Context: Sequencing of the human genome provides an immense resource for studies correlating DNA variation and epidemiology. However, appropriately powered genetic epidemiology studies often require recruitment from multiple sites.
Objectives: To document the burden imposed by review of multicenter studies and to determine the variability among local institutional review boards (IRBs) in the approval of a multicenter genetic epidemiology study.
Design: A PubMed search was performed to determine the frequency of citations of multicenter studies by 5-year intervals from 1974 through 2002. A 7-question survey was sent to all participating study centers to obtain information on frequency of IRB meetings, dates for submission and approval, use/nonuse of a specific consent form, type of review performed, types of consent forms required, preparation time, and number of changes requested by the IRB at each center. Centers also provided a copy of all consent forms they generated and IRB correspondence regarding the study.
Setting and participants: Thirty-one of 42 cystic fibrosis care centers in this single US multicenter genetic epidemiology study of cystic fibrosis replied, yielding a 74% response rate.
Main outcome measures: Frequency of published research studies and consistency among IRBs.
Results: The number of all published single-center studies has increased 1.3-fold since 1985, while the number of published epidemiology and genetic epidemiology multicenter studies increased by 8- and 9-fold, respectively, during this same period.
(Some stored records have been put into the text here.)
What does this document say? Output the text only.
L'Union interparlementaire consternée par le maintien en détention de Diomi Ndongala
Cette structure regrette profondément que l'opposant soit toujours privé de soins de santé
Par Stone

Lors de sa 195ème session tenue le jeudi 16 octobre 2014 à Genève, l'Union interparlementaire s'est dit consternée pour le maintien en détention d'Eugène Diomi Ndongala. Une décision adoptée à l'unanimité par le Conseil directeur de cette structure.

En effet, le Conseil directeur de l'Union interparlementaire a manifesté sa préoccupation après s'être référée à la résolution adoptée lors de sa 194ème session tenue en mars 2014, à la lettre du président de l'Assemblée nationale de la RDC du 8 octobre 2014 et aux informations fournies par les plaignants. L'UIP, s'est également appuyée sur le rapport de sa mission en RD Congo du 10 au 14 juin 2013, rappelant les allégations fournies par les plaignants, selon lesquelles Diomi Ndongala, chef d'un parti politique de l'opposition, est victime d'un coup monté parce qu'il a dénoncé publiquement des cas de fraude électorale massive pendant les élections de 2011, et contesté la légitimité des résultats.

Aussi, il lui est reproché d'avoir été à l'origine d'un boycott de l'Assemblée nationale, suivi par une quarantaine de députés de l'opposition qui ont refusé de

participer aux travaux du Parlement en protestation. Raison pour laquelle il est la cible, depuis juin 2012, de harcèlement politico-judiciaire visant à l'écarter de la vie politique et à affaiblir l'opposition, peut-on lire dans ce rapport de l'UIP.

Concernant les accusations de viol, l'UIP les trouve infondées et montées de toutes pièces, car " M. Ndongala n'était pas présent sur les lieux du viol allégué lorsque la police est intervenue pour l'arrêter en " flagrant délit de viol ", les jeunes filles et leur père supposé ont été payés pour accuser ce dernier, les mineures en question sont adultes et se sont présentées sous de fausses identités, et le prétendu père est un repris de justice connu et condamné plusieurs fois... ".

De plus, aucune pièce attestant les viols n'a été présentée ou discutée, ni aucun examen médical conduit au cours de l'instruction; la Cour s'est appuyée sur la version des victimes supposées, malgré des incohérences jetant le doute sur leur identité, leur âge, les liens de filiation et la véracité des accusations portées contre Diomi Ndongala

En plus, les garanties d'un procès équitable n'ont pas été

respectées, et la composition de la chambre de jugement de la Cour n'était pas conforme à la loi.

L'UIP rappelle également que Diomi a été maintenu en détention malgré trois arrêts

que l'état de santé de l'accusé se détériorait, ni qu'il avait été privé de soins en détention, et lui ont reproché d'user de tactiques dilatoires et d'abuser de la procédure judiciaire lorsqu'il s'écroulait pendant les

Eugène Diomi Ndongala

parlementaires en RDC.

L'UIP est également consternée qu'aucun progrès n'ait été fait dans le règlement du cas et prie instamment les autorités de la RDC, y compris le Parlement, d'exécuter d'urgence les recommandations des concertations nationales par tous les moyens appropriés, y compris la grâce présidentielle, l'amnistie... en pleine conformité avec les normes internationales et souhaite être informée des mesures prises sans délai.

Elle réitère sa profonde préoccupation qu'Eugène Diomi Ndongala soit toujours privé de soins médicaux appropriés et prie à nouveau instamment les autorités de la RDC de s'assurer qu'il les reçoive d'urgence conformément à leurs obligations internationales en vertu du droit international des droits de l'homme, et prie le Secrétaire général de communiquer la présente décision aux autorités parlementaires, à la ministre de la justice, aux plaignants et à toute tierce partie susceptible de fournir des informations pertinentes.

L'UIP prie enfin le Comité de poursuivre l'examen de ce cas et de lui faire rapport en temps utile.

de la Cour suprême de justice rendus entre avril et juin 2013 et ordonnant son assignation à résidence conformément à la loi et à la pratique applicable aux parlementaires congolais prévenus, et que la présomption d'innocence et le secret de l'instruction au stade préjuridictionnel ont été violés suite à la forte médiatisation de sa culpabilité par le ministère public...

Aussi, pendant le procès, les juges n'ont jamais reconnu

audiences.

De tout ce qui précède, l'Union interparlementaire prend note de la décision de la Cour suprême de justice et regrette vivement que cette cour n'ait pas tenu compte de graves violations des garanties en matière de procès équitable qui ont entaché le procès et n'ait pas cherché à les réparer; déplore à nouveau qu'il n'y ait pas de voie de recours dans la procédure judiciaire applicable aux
Evaluation of the risk of the same genetic epidemiology study by 31 IRBs ranged from minimal to high, resulting in 7 expedited reviews (23%) and 24 full reviews (77%). The number of consents required by the IRBs ranged from 1 to 4; 15 IRBs (48%) required 2 or more consents, while 10 (32%) did not require assent for children. The most common concern (52%) of IRBs pertained to the genetic aspects of the study.
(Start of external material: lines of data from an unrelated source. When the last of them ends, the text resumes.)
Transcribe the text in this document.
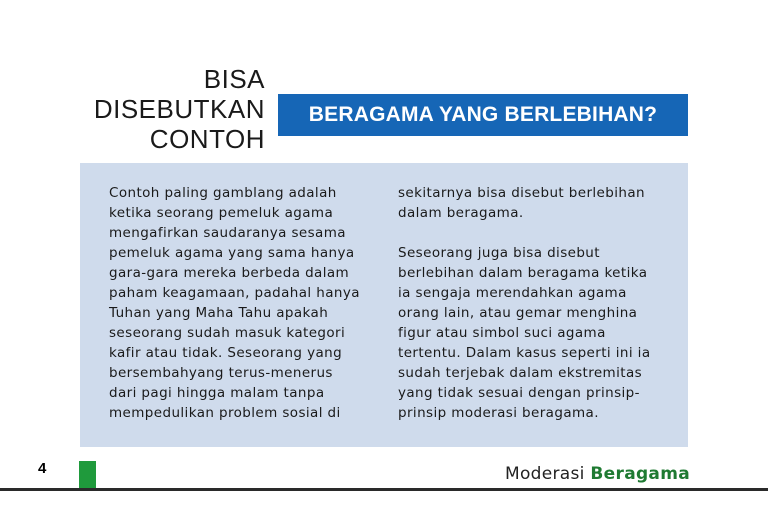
BISA
DISEBUTKAN
CONTOH
BERAGAMA YANG BERLEBIHAN?
Contoh paling gamblang adalah
ketika seorang pemeluk agama
mengafirkan saudaranya sesama
pemeluk agama yang sama hanya
gara-gara mereka berbeda dalam
paham keagamaan, padahal hanya
Tuhan yang Maha Tahu apakah
seseorang sudah masuk kategori
kafir atau tidak. Seseorang yang
bersembahyang terus-menerus
dari pagi hingga malam tanpa
mempedulikan problem sosial di
sekitarnya bisa disebut berlebihan
dalam beragama.

Seseorang juga bisa disebut
berlebihan dalam beragama ketika
ia sengaja merendahkan agama
orang lain, atau gemar menghina
figur atau simbol suci agama
tertentu. Dalam kasus seperti ini ia
sudah terjebak dalam ekstremitas
yang tidak sesuai dengan prinsip-
prinsip moderasi beragama.
4	Moderasi Beragama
Conclusions: Review of a protocol for a multicenter genetic epidemiology study by local IRBs was highly variable. Lack of uniformity in the review process creates uneven human subjects protection and incurs considerable inefficiency. The need for reform, such as the proposed centralized review, is underscored by the ever increasing rate of genetic discoveries facilitated by the Human Genome Project and the unprecedented opportunity to assess the relevance of genetic variation to public health.